To contribute to this project, please fork and file a pull request. Small patches will be accepted more quickly than large patches.

Changes

Version 0.1.2

License

The MIT License (MIT)

Copyright (c) 2015 Rusty Klophaus / FiveStreet.com

Permission is hereby granted, free of charge, to any person obtaining a copy of this software and associated documentation files (the "Software"), to deal in the Software without restriction, including without limitation the rights to use, copy, modify, merge, publish, distribute, sublicense, and/or sell copies of the Software, and to permit persons to whom the Software is furnished to do so, subject to the following conditions:

The above copyright notice and this permission notice shall be included in all copies or substantial portions of the Software.

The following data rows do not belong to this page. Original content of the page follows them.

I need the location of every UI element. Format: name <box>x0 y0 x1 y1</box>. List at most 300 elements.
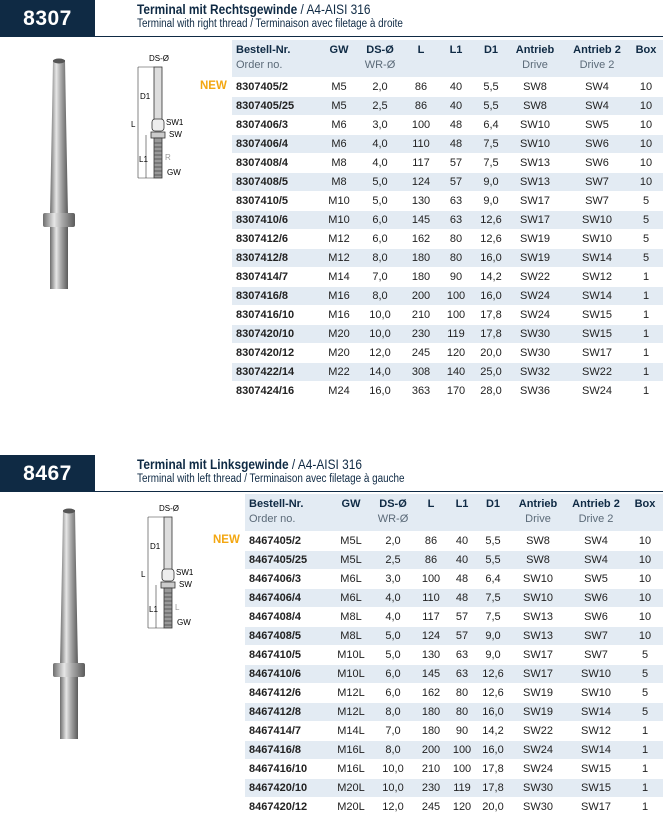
column-header: Antrieb <box>518 498 558 510</box>
table-cell: 9,0 <box>483 195 499 207</box>
table-cell: 180 <box>421 725 441 737</box>
table-cell: M14L <box>337 725 365 737</box>
table-cell: 14,0 <box>369 366 391 378</box>
table-cell: 14,2 <box>480 271 502 283</box>
table-cell: SW19 <box>520 252 550 264</box>
table-cell: 130 <box>411 195 431 207</box>
table-cell: 230 <box>421 782 441 794</box>
table-cell: M8 <box>331 176 347 188</box>
table-cell: SW10 <box>581 687 611 699</box>
table-cell: SW15 <box>581 763 611 775</box>
label-sw: SW <box>169 130 182 139</box>
table-cell: SW12 <box>582 271 612 283</box>
table-cell: M16L <box>337 744 365 756</box>
column-header: L1 <box>455 498 469 510</box>
table-cell: 28,0 <box>480 385 502 397</box>
table-cell: 48 <box>449 138 463 150</box>
table-cell: SW36 <box>520 385 550 397</box>
table-cell: 2,0 <box>385 535 401 547</box>
table-cell: M12L <box>337 706 365 718</box>
table-cell: 10,0 <box>369 328 391 340</box>
table-cell: 1 <box>642 309 650 321</box>
table-cell: 200 <box>421 744 441 756</box>
table-cell: 4,0 <box>372 138 388 150</box>
table-cell: 10,0 <box>382 782 404 794</box>
table-cell: 117 <box>412 157 430 169</box>
table-row <box>232 286 663 305</box>
table-cell: 5,0 <box>372 176 388 188</box>
table-cell: 5 <box>641 706 649 718</box>
header-divider <box>95 36 663 37</box>
subtitle-french: / Terminaison avec filetage à droite <box>247 18 403 30</box>
table-cell: SW14 <box>582 290 612 302</box>
table-cell: SW22 <box>523 725 553 737</box>
order-number: 8307414/7 <box>236 271 288 283</box>
table-row <box>245 588 663 607</box>
table-cell: 6,0 <box>385 687 401 699</box>
column-header: D1 <box>485 498 501 510</box>
table-row <box>232 153 663 172</box>
table-cell: M6L <box>340 592 362 604</box>
table-cell: SW15 <box>581 782 611 794</box>
column-header: L <box>417 44 425 56</box>
table-cell: SW4 <box>584 535 608 547</box>
table-cell: SW13 <box>523 630 553 642</box>
table-row <box>245 550 663 569</box>
order-number: 8307410/5 <box>236 195 288 207</box>
order-number: 8467416/8 <box>249 744 301 756</box>
dimension-diagram <box>135 505 215 635</box>
table-row <box>232 343 663 362</box>
table-cell: SW14 <box>582 252 612 264</box>
table-cell: 57 <box>449 157 463 169</box>
table-cell: SW14 <box>581 744 611 756</box>
table-cell: 1 <box>642 290 650 302</box>
table-cell: 40 <box>455 554 469 566</box>
table-cell: 7,0 <box>385 725 401 737</box>
table-cell: 63 <box>449 214 463 226</box>
order-number: 8307406/3 <box>236 119 288 131</box>
label-sw1: SW1 <box>166 118 184 127</box>
order-number: 8307416/10 <box>236 309 295 321</box>
order-number: 8467416/10 <box>249 763 308 775</box>
table-cell: M10 <box>328 195 350 207</box>
table-row <box>245 664 663 683</box>
table-cell: M20L <box>337 801 365 813</box>
table-cell: SW12 <box>581 725 611 737</box>
column-subheader: Drive 2 <box>579 59 615 71</box>
table-cell: 124 <box>421 630 441 642</box>
table-cell: 25,0 <box>480 366 502 378</box>
order-number: 8467410/5 <box>249 649 301 661</box>
table-cell: 48 <box>455 592 469 604</box>
table-cell: 140 <box>446 366 466 378</box>
table-cell: SW30 <box>523 782 553 794</box>
table-cell: 10 <box>639 157 653 169</box>
table-cell: SW30 <box>520 328 550 340</box>
table-cell: SW32 <box>520 366 550 378</box>
table-row <box>245 645 663 664</box>
table-cell: 5,5 <box>483 100 499 112</box>
table-cell: 4,0 <box>372 157 388 169</box>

THE SOFTWARE IS PROVIDED "AS IS", WITHOUT WARRANTY OF ANY KIND, EXPRESS OR IMPLIED, INCLUDING BUT NOT LIMITED TO THE WARRANTIES OF MERCHANTABILITY, FITNESS FOR A PARTICULAR PURPOSE AND NONINFRINGEMENT. IN NO EVENT SHALL THE AUTHORS OR COPYRIGHT HOLDERS BE LIABLE FOR ANY CLAIM, DAMAGES OR OTHER LIABILITY, WHETHER IN AN ACTION OF CONTRACT, TORT OR OTHERWISE, ARISING FROM, OUT OF OR IN CONNECTION WITH THE SOFTWARE OR THE USE OR OTHER DEALINGS IN THE SOFTWARE.